In an article last week we explored the possibility that many of the jobs we had expected to materialize from “green tech” industries such as wind and solar power would in reality end up in China as manufacturers in those markets are given support and subsidy to assist them in exports around the world. In a separate article this week we discussed trends in the high tech aviation industry, until recently considered the preserve of technologically advanced western nations. The common thread linking these previous articles and what follows is that times are a changing, and they are changing fast. Where we had assumed somewhat arrogantly that a mixture of inventiveness, entrepreneurial spirit and technological sophistication would keep us one step ahead of low wage Asian competitors at least in the more sophisticated “knowledge economy the fact is we are being challenged at every turn. I don’t want to sound like a doomsayer, this is not the end of western civilization. Emerging markets such as China are not without their own problems in other ways but what is clear is that the 5-10 year lead we felt we had is fast disappearing because Asian suppliers are using technology transfers into their home market linked with lower manufacturing costs and the easy availability of mind bogglingly large sums of finance to give western firms a run for their money in the global market place.

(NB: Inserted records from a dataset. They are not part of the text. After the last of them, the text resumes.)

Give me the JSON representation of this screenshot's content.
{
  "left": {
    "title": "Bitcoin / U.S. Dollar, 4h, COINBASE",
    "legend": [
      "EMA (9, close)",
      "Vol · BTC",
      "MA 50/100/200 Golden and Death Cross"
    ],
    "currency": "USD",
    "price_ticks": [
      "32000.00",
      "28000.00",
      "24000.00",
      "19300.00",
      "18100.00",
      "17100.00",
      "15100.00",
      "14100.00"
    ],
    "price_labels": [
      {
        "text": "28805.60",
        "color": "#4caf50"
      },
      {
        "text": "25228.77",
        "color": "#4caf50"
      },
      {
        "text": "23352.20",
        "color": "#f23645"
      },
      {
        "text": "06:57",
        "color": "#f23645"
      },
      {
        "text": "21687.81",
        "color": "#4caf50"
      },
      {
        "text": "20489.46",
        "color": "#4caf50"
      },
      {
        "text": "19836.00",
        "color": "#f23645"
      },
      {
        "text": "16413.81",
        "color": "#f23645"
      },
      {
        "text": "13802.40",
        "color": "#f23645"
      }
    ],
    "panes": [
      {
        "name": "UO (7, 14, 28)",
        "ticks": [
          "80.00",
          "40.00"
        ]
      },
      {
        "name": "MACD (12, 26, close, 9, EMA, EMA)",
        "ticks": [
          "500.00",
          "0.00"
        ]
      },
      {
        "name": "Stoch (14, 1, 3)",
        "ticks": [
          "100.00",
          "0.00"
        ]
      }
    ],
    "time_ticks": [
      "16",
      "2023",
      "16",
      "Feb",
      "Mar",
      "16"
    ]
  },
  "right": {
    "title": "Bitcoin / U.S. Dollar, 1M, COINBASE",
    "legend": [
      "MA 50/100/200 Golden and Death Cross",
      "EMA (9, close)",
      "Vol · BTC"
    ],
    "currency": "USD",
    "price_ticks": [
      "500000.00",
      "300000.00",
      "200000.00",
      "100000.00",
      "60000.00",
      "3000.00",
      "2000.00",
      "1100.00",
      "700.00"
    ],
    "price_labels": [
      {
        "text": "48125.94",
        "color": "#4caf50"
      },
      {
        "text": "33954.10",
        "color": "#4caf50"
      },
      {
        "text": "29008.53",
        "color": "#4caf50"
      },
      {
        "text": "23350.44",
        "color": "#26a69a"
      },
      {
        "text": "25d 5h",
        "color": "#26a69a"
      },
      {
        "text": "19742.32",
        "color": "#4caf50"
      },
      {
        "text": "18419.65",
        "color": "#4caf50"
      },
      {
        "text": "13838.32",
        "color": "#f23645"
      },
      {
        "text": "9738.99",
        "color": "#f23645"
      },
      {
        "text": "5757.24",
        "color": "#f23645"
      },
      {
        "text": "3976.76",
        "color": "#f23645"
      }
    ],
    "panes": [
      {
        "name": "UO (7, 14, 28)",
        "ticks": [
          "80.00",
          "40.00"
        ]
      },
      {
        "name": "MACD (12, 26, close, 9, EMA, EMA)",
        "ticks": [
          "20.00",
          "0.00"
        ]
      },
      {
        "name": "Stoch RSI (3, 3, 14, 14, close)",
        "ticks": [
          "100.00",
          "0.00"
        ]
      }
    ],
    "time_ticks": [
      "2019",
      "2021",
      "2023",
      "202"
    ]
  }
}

No better example exists than the rail industry. As a Financial Times article explains, the world’s big-three passenger train manufacturers Siemens of Germany, France’s Alstom and Canada’s Bombardier along with GE and Caterpillar’s EMD Division, the dominant forces in diesel locomotives, have long bet advanced technology would keep them on top of the world’s rail supply market. But as Siemens realized when they recently bid to supply high-speed trains for Saudi Arabia’s inaugural high-speed rail project between Mecca and Medina they were being out bid by a Chinese consortium and to stay in the race they had to join in with the Chinese.
The Chinese producers ability to undercut western manufacturers and in many cases to provide solutions that do not require the same level of technological sophistication as European or North American buyers expect will mean major infrastructure projects in Africa, South America and wider Asian markets will go their way. There have been reports that suggest Chinese technology has not been as reliable as western suppliers but that gap will narrow as Chinese manufacturers learn from the technology transfers that are an integral part of western companies being allowed to supply to China’s own massive rail development projects. Technically under the technology transfer agreements that technology may not be then used in export contracts but it is entirely possible that a modification to a design or technique can circumvent such restrictions or that greater understanding of the technologies involved could allow Chinese designers to engineer alternative solutions that do not blatantly infringe upon any agreements.
Peter Ulrich, of the Boston Consulting Group, who oversaw production of a rail market report commissioned by Unife, the European railway industry association, is quoted in the FT as predicting a slowdown in average annual growth rates in Asia’s rail markets to just 2.5% around the middle of this decade. That could leave Chinese factories supplying China’s high-speed network with significant spare capacity. Will they scale back capacity or will those companies look for opportunities outside China? What do you think?